Makhosi Khoza has officially retired from politics!
In a letter addressed to the leadership of the African Democratic Change (ADeC) over the weekend, Dr Khoza said that she wants to pursue her passion in local governance.
She also said that she wants to pour her efforts in the “education and elevation of African languages as those of prestige and prosperity.”
Dr Khoza, in her announcement, maintained that when she assisted in the founding of ADeC, she was not intending on occupying a political position.
Dr Khoza said that a “promising potential opportunity” has availed itself for her to contribute positively to education and local governance.
“South Africa is in an atrocious state of education and the continued disgraceful, shameful, reprehensible and discreditable stunting of African languages.

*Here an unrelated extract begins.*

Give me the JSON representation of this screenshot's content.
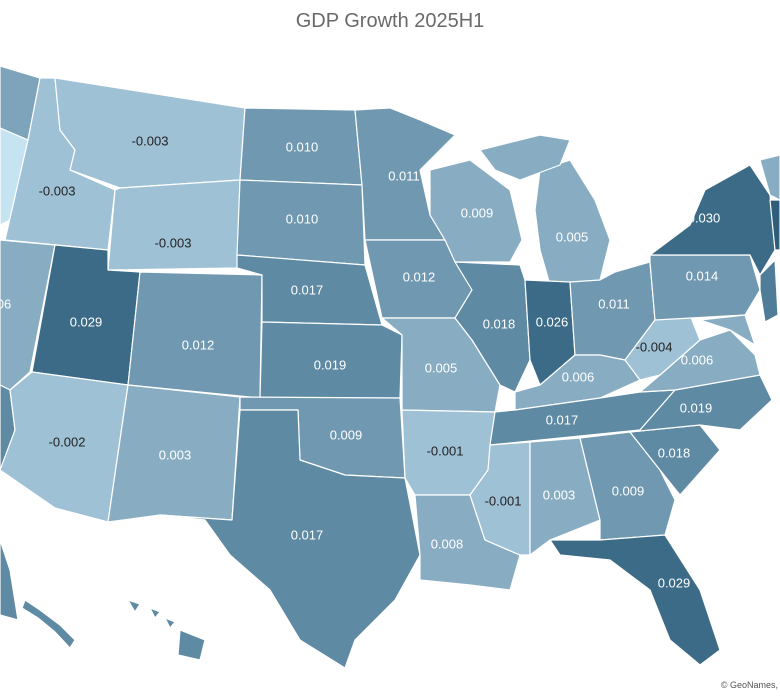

“The black indigenous languages account for 79% of the South African population according to Statistics South Africa, 2011, yet they continue to be confined as those of tradition and culture as intended by the apartheid Bantu Education policy,” she said.

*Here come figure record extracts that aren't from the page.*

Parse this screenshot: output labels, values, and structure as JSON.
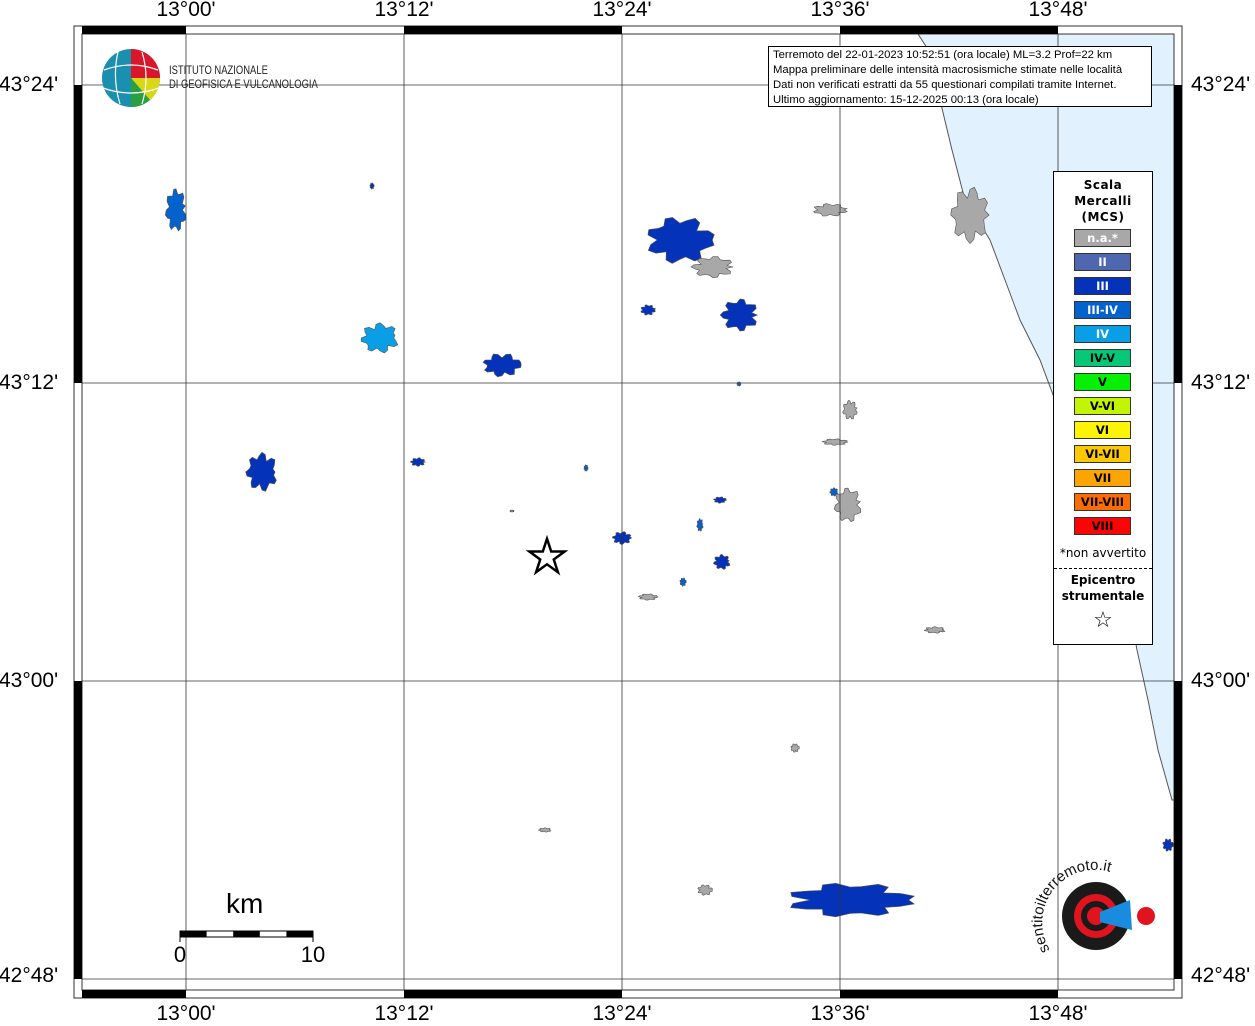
{
  "map": {
    "longitude_labels": [
      "13°00'",
      "13°12'",
      "13°24'",
      "13°36'",
      "13°48'"
    ],
    "latitude_labels": [
      "43°24'",
      "43°12'",
      "43°00'",
      "42°48'"
    ],
    "sea_color": "#e1f1fd",
    "epicenter_marker": "star-icon"
  },
  "logos": {
    "ingv": {
      "line1": "ISTITUTO NAZIONALE",
      "line2": "DI GEOFISICA E VULCANOLOGIA"
    },
    "hsit": {
      "text": "hai sentito il terremoto.it www."
    }
  },
  "info": {
    "lines": [
      "Terremoto del 22-01-2023 10:52:51 (ora locale) ML=3.2 Prof=22 km",
      "Mappa preliminare delle intensità macrosismiche stimate nelle località",
      "Dati non verificati estratti da 55 questionari compilati tramite Internet.",
      "Ultimo aggiornamento: 15-12-2025 00:13 (ora locale)"
    ]
  },
  "legend": {
    "title": [
      "Scala",
      "Mercalli",
      "(MCS)"
    ],
    "items": [
      {
        "label": "n.a.*",
        "color": "#a8a8a8",
        "text_color": "#ffffff"
      },
      {
        "label": "II",
        "color": "#4f67ae",
        "text_color": "#ffffff"
      },
      {
        "label": "III",
        "color": "#0432b8",
        "text_color": "#ffffff"
      },
      {
        "label": "III-IV",
        "color": "#0462cc",
        "text_color": "#ffffff"
      },
      {
        "label": "IV",
        "color": "#0a9ee6",
        "text_color": "#ffffff"
      },
      {
        "label": "IV-V",
        "color": "#04c878",
        "text_color": "#000000"
      },
      {
        "label": "V",
        "color": "#06f006",
        "text_color": "#000000"
      },
      {
        "label": "V-VI",
        "color": "#c2f404",
        "text_color": "#000000"
      },
      {
        "label": "VI",
        "color": "#fcf404",
        "text_color": "#000000"
      },
      {
        "label": "VI-VII",
        "color": "#fcc804",
        "text_color": "#000000"
      },
      {
        "label": "VII",
        "color": "#fca404",
        "text_color": "#000000"
      },
      {
        "label": "VII-VIII",
        "color": "#fc6c04",
        "text_color": "#000000"
      },
      {
        "label": "VIII",
        "color": "#fc0404",
        "text_color": "#000000"
      }
    ],
    "note": "*non avvertito",
    "epicenter_label": [
      "Epicentro",
      "strumentale"
    ],
    "epicenter_symbol": "☆"
  },
  "scale_bar": {
    "unit": "km",
    "min_label": "0",
    "max_label": "10"
  }
}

She also slammed the government for its stance on African languages in the education system.
“ It is my well-considered view that a nation that condemns and downgrades 79% of its population as secondary linguistic citizens in their ancestral land is guilty of perpetuating indignity, inequalities, racial inferiority complex and entrapment of its citizens in the vicious cycle of intergenerational poverty,” she said.
She also said that her son, who is a computer programmer and computer science student, has developed an algorithm that will assist Dr Khoza’s goal.